Shen Jie, Chen Wendong, Ji Kaida, Gao Pingjin, Zhu Dingliang
Department of Cardiology, Children's Hospital of Zhejiang University School of Medicine, Hangzhou 310051, China.
Shanghai Institute of Hypertension, Ruijin Hospital, Shanghai Jiaotong University School of Medicine, Shanghai 200025, China.
Zhejiang Da Xue Xue Bao Yi Xue Ban. 2017 May 25;46(6):643-648. doi: 10.3785/j.issn.1008-9292.2017.12.11.

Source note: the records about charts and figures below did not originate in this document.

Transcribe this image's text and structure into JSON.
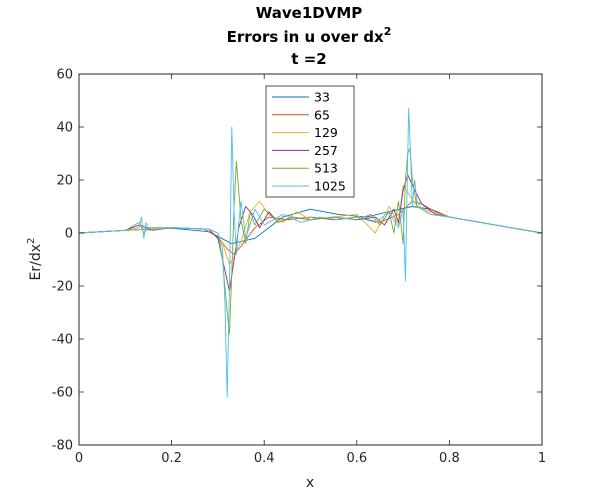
{
  "chart_data": {
    "type": "line",
    "title_lines": [
      "Wave1DVMP",
      "Errors in u over dx",
      "t =2"
    ],
    "title_superscript": "2",
    "xlabel": "x",
    "ylabel": "Er/dx",
    "ylabel_superscript": "2",
    "xlim": [
      0,
      1
    ],
    "ylim": [
      -80,
      60
    ],
    "xticks": [
      0,
      0.2,
      0.4,
      0.6,
      0.8,
      1
    ],
    "xtick_labels": [
      "0",
      "0.2",
      "0.4",
      "0.6",
      "0.8",
      "1"
    ],
    "yticks": [
      -80,
      -60,
      -40,
      -20,
      0,
      20,
      40,
      60
    ],
    "ytick_labels": [
      "-80",
      "-60",
      "-40",
      "-20",
      "0",
      "20",
      "40",
      "60"
    ],
    "grid": false,
    "legend_position": "top-center",
    "series": [
      {
        "name": "33",
        "color": "#0072BD",
        "x": [
          0,
          0.1,
          0.2,
          0.28,
          0.33,
          0.38,
          0.44,
          0.5,
          0.56,
          0.62,
          0.68,
          0.72,
          0.76,
          0.8,
          0.9,
          1
        ],
        "y": [
          0,
          1,
          1.8,
          0.5,
          -4,
          -2,
          6,
          9,
          7,
          6,
          8.5,
          10,
          9,
          6,
          3,
          0
        ]
      },
      {
        "name": "65",
        "color": "#D95319",
        "x": [
          0,
          0.1,
          0.2,
          0.27,
          0.3,
          0.32,
          0.335,
          0.35,
          0.38,
          0.41,
          0.45,
          0.5,
          0.55,
          0.6,
          0.65,
          0.69,
          0.72,
          0.74,
          0.77,
          0.8,
          0.9,
          1
        ],
        "y": [
          0,
          1,
          2,
          1.5,
          -1.5,
          -6,
          -8,
          -5,
          2,
          6,
          5,
          6,
          5,
          6,
          4,
          7,
          12,
          11,
          8,
          6,
          3,
          0
        ]
      },
      {
        "name": "129",
        "color": "#EDB120",
        "x": [
          0,
          0.1,
          0.2,
          0.28,
          0.31,
          0.325,
          0.335,
          0.35,
          0.37,
          0.39,
          0.41,
          0.44,
          0.47,
          0.5,
          0.55,
          0.6,
          0.64,
          0.67,
          0.69,
          0.7,
          0.715,
          0.73,
          0.76,
          0.8,
          0.9,
          1
        ],
        "y": [
          0,
          1,
          2,
          1.5,
          -4,
          -12,
          -9,
          -3,
          8,
          12,
          7,
          4,
          8,
          5,
          6,
          7,
          0,
          10,
          3,
          18,
          14,
          10,
          8,
          6,
          3,
          0
        ]
      },
      {
        "name": "257",
        "color": "#7E2F8E",
        "x": [
          0,
          0.1,
          0.13,
          0.16,
          0.2,
          0.28,
          0.3,
          0.315,
          0.325,
          0.335,
          0.345,
          0.36,
          0.375,
          0.39,
          0.41,
          0.43,
          0.46,
          0.5,
          0.55,
          0.6,
          0.64,
          0.66,
          0.68,
          0.69,
          0.7,
          0.71,
          0.72,
          0.74,
          0.77,
          0.8,
          0.9,
          1
        ],
        "y": [
          0,
          1,
          3,
          1,
          2,
          1.5,
          -2,
          -14,
          -22,
          -10,
          2,
          10,
          7,
          2,
          8,
          4,
          6,
          5,
          6,
          5,
          6,
          3,
          9,
          4,
          16,
          22,
          18,
          11,
          7,
          6,
          3,
          0
        ]
      },
      {
        "name": "513",
        "color": "#77AC30",
        "x": [
          0,
          0.1,
          0.13,
          0.14,
          0.15,
          0.2,
          0.28,
          0.3,
          0.31,
          0.32,
          0.325,
          0.33,
          0.335,
          0.34,
          0.35,
          0.36,
          0.37,
          0.38,
          0.4,
          0.43,
          0.46,
          0.5,
          0.55,
          0.6,
          0.63,
          0.65,
          0.67,
          0.68,
          0.69,
          0.7,
          0.705,
          0.71,
          0.715,
          0.72,
          0.73,
          0.76,
          0.8,
          0.9,
          1
        ],
        "y": [
          0,
          1,
          4,
          0,
          2,
          2,
          1.5,
          0,
          -10,
          -30,
          -38,
          -15,
          10,
          27,
          5,
          -4,
          8,
          3,
          9,
          4,
          6,
          5,
          6,
          5,
          7,
          3,
          8,
          0,
          12,
          -4,
          20,
          30,
          32,
          20,
          10,
          7,
          6,
          3,
          0
        ]
      },
      {
        "name": "1025",
        "color": "#4DBEEE",
        "x": [
          0,
          0.1,
          0.13,
          0.135,
          0.14,
          0.145,
          0.15,
          0.2,
          0.28,
          0.3,
          0.31,
          0.315,
          0.32,
          0.325,
          0.33,
          0.335,
          0.34,
          0.345,
          0.35,
          0.36,
          0.38,
          0.4,
          0.44,
          0.48,
          0.52,
          0.56,
          0.6,
          0.64,
          0.67,
          0.69,
          0.7,
          0.705,
          0.708,
          0.712,
          0.716,
          0.72,
          0.725,
          0.73,
          0.74,
          0.76,
          0.8,
          0.9,
          1
        ],
        "y": [
          0,
          1,
          2,
          6,
          -2,
          4,
          1,
          2,
          1.5,
          0,
          -6,
          -25,
          -62,
          -20,
          40,
          8,
          -8,
          4,
          12,
          -2,
          9,
          3,
          7,
          4,
          6,
          5,
          6,
          4,
          8,
          2,
          9,
          -18,
          10,
          47,
          30,
          10,
          20,
          12,
          9,
          7,
          6,
          3,
          0
        ]
      }
    ]
  }
}
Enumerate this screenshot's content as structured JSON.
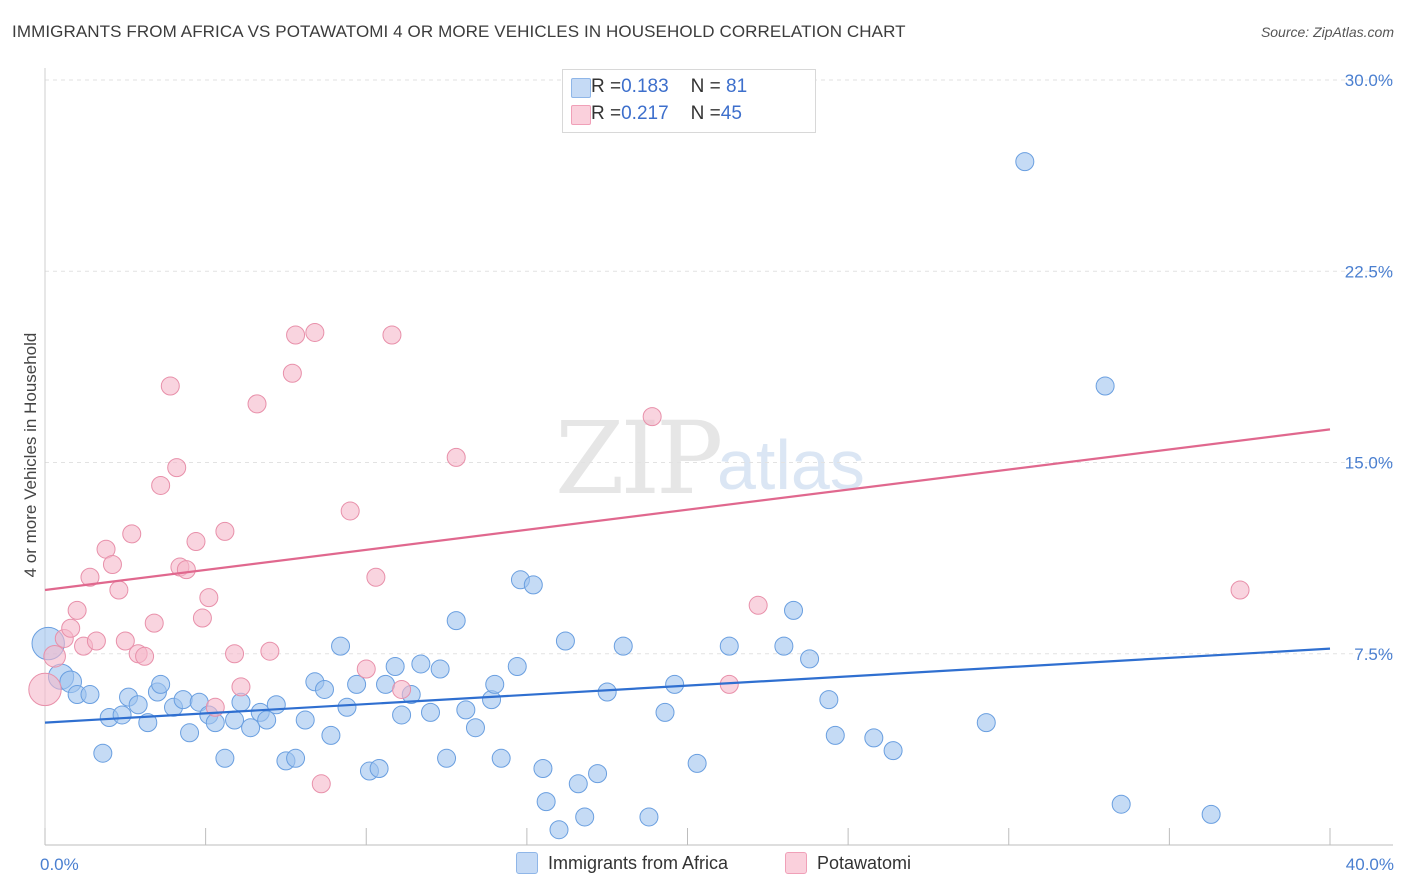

To verify whether the enzymatic activity of kynureninase (KYNU) could be changed by the Arg188Gln (G/A) mutation. The total RNA of human hepatic tissue was extracted and the gene cDNA was amplified by RT-PCR. Primers were designed according to the sequences around the site Arg188Gln of gene and the Arg188Gln (G/A) mutant cDNA was generated by site-directed mutagenesis. Both the wild-type and mutant-type genes were subcloned into pcDNA vectors and the recombinant plasmids were constructed. After being transfected into human embryonic kidney 293 (HEK293) cells, the expression of KYNU recombinant plasmids were assessed by Western blot. The enzymatic activities of KYNU were detected by high performance liquid chromatography (HPLC). The KYNU enzyme activities were expressed in both wild and mutant HEK293 cells. Michaelis constants (Km) of the wild and mutant KYNU were (9.833±0.513) μmol/L and (29.900±0.265) μmol/L, respectively (<0.05). The maximum velocities (Vmax) of the wild and mutant KYNU were (0.700±0.096) nmol·mg·min and (0.084±0.003) nmol·mg·min, respectively (<0.05). Arg188Gln (G/A) mutation can decrease the enzymatic activity of KYNU.
为验证犬尿氨酸酶(KYNU)的酶活性是否会因Arg188Gln(G/A)突变而改变。提取人肝组织的总RNA,并通过RT-PCR扩增基因cDNA。根据基因Arg188Gln位点周围的序列设计引物,并通过定点诱变产生Arg188Gln(G/A)突变体cDNA。将野生型和突变型基因均亚克隆到pcDNA载体中,构建重组质粒。转染到人胚肾293(HEK293)细胞后,通过蛋白质免疫印迹法评估KYNU重组质粒的表达。通过高效液相色谱法(HPLC)检测KYNU的酶活性。野生型和突变型HEK293细胞中均表达KYNU酶活性。野生型和突变型KYNU的米氏常数(Km)分别为(9.833±0.513)μmol/L和(29.900±0.265)μmol/L(P<0.05)。野生型和突变型KYNU的最大反应速度(Vmax)分别为(0.700±0.096)nmol·mg·min和(0.084±0.003)nmol·mg·min(P<0.05)。Arg188Gln(G/A)突变可降低KYNU的酶活性。